La redazione di Europace segnala che l’articolo è stato scritto molto prima del voto parlamentare del 14 dicembre. Malgrado gli sviluppi politici successivi ci pare che mantenga una sua validità propositiva.
30 novembre 2010 - Antonio Longo (direzione nazionale del Movimento Federalista Europeo)

Ci sono momenti in cui un Paese deve interrogarsi sul proprio futuro per comprendere il senso del presente. La crisi del governo Berlusconi lo impone. Sin da ora, senza attendere i tempi e le modalità del ‘gioco politico’.

L’Italia versa in uno stato di abbandono, senza una reale guida capace di fronteggiare le emergenze interne, europee ed internazionali determinate dai processi di una globalizzazione senza un governo, che hanno messo in moto una crisi che non è solo finanziaria ed economica, ma è anche politica, sociale e culturale.

La crisi è mondiale e la politica nazionale è spiazzata ed incapace di affrontare i nodi reali del problema. Essa continua a riprodurre i meccanismi del ‘gioco nazionale’, relegando i problemi dell’ordine europeo ed internazionale ad un ambito che viene presentato come ‘lontano’, sganciato dalla lotta politica presentata come ‘reale’. Ma così facendo si opera una grande mistificazione della realtà, si cela la natura reale dei problemi al fine di conservare il controllo di un potere fittizio a livello nazionale.

Il risultato è che, mentre il mondo del lavoro e delle imprese lotta ogni giorno per la sopravvivenza, quello della politica italiana è da anni impegnato, quasi esclusivamente, a discutere le questioni legate ai problemi personali del Capo del Governo. L’opposizione, proprio perché barricata dentro i confini nazionali, non può porsi all’altezza dei problemi (che sono europei e mondiali) ed è, quindi, condannata a rimanere priva di identità e disarmata di fronte al populismo ed al fondamentalismo di mercato.

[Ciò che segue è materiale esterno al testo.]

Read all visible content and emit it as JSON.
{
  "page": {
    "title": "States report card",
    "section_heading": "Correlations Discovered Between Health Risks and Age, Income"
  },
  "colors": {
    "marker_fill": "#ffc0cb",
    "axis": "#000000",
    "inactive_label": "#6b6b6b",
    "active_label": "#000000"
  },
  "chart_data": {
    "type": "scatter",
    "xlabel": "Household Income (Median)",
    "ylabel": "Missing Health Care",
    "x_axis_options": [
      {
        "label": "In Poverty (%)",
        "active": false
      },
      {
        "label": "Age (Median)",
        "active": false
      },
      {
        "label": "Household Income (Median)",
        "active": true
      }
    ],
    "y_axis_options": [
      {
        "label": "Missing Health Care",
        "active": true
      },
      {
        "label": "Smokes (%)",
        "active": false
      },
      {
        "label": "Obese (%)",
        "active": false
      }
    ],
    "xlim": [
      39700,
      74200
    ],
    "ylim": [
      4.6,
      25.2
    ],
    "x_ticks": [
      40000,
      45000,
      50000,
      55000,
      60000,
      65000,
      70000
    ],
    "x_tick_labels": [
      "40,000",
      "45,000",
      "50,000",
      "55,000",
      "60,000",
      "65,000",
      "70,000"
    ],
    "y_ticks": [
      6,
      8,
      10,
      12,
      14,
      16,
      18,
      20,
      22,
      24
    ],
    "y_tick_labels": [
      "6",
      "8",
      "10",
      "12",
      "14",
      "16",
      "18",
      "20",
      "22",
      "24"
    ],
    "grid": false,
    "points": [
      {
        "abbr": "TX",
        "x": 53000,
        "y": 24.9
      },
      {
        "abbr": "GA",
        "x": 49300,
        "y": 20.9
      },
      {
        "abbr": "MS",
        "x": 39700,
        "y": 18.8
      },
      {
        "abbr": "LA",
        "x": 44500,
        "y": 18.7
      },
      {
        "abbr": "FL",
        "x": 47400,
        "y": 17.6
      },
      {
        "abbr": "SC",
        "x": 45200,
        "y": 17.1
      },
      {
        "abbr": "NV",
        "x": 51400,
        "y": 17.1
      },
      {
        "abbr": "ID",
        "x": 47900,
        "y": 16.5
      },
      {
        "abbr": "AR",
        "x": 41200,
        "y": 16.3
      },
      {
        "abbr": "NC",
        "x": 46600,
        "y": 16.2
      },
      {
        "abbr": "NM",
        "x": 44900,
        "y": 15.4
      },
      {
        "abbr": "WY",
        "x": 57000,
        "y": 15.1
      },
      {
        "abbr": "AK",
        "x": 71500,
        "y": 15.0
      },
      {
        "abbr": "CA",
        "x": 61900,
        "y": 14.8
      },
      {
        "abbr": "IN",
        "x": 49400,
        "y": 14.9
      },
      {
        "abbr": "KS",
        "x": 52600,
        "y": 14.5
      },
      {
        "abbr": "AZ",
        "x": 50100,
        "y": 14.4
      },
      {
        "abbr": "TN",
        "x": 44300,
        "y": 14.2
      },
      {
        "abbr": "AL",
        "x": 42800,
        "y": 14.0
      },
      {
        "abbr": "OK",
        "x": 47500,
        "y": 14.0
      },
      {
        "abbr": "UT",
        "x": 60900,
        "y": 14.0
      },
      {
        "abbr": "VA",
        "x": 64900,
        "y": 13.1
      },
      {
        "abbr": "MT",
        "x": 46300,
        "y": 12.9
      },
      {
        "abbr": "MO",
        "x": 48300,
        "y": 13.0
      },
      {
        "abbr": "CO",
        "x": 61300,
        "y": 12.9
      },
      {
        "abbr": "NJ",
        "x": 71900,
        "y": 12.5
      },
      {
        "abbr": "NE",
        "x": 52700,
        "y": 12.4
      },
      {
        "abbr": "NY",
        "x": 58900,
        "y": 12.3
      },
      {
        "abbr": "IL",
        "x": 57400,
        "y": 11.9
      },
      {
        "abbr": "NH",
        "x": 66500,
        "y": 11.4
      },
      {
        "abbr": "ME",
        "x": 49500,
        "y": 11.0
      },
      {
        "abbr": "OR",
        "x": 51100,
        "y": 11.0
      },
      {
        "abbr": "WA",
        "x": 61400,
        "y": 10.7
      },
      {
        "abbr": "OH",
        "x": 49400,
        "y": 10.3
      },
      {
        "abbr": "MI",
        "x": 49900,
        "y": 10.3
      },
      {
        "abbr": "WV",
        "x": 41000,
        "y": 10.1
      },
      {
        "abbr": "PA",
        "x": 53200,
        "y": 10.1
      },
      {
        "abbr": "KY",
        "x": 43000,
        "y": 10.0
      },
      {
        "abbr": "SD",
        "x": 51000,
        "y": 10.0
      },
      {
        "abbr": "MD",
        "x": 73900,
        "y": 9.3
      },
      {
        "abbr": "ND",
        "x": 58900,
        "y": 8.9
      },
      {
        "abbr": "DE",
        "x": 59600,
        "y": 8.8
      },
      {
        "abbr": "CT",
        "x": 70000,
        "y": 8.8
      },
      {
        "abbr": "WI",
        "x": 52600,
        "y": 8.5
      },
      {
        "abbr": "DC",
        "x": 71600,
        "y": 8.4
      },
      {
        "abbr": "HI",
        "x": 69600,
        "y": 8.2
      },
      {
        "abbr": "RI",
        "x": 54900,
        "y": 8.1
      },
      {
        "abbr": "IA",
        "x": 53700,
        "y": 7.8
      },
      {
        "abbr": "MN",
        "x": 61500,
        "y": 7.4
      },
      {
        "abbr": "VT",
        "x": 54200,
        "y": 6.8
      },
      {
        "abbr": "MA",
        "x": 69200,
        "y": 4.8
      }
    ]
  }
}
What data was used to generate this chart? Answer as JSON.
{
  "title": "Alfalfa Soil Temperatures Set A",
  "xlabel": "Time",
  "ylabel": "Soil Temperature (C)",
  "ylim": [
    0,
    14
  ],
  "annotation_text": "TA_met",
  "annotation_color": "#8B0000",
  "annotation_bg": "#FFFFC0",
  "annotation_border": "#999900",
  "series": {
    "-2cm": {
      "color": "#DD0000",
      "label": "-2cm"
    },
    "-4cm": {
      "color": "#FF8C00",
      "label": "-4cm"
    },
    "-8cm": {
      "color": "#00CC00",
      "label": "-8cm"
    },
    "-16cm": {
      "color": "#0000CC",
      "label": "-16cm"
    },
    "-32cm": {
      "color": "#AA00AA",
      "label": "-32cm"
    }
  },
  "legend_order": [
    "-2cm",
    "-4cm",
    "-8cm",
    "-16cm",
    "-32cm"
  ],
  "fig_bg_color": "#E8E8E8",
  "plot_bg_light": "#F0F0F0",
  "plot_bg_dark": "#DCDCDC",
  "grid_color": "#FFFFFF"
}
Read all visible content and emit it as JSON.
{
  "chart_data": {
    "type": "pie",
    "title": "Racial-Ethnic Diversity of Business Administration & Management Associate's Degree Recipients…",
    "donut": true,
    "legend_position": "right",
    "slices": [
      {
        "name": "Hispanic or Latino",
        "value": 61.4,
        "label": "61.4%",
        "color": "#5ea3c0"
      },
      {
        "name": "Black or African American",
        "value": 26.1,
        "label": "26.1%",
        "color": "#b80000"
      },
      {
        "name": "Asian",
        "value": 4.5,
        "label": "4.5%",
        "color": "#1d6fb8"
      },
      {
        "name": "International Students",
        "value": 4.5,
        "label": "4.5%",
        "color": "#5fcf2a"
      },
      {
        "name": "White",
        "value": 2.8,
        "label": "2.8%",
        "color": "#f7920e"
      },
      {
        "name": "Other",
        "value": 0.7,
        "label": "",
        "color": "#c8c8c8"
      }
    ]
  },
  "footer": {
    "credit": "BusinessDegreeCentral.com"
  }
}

La decadenza economica e sociale del Paese (prima ancora di quella politica), è certificata in sede internazionale. Mezzo Paese è in mano alla criminalità organizzata, la corruzione imperversa nella politica e negli affari, la tenuta sociale subisce profonde incrinature per effetto di una disoccupazione crescente e di una insicurezza sociale derivante da una fallimentare politica dell’inclusione. E ora la crisi è divenuta anche morale: il Paese è stato definito ‘senza dignità’, privo di qualsiasi credibilità sul piano internazionale.

L’Italia ha bisogno di una svolta politica decisa ed immediata. Ma non può compierla da sola, perché non esiste più una politica nazionale a se stante, perchè l’Italia è parte di una Unione Europea, con regole ed istituzioni comuni in tutti i campi della vita sociale. Il nuovo patto di stabilità stabilirà nuovi vincoli ed una nuova procedura per ‘debito eccessivo’, mentre la supervisione europea sui bilanci e le finanziarie nazionali sarà operativa già dal prossimo gennaio.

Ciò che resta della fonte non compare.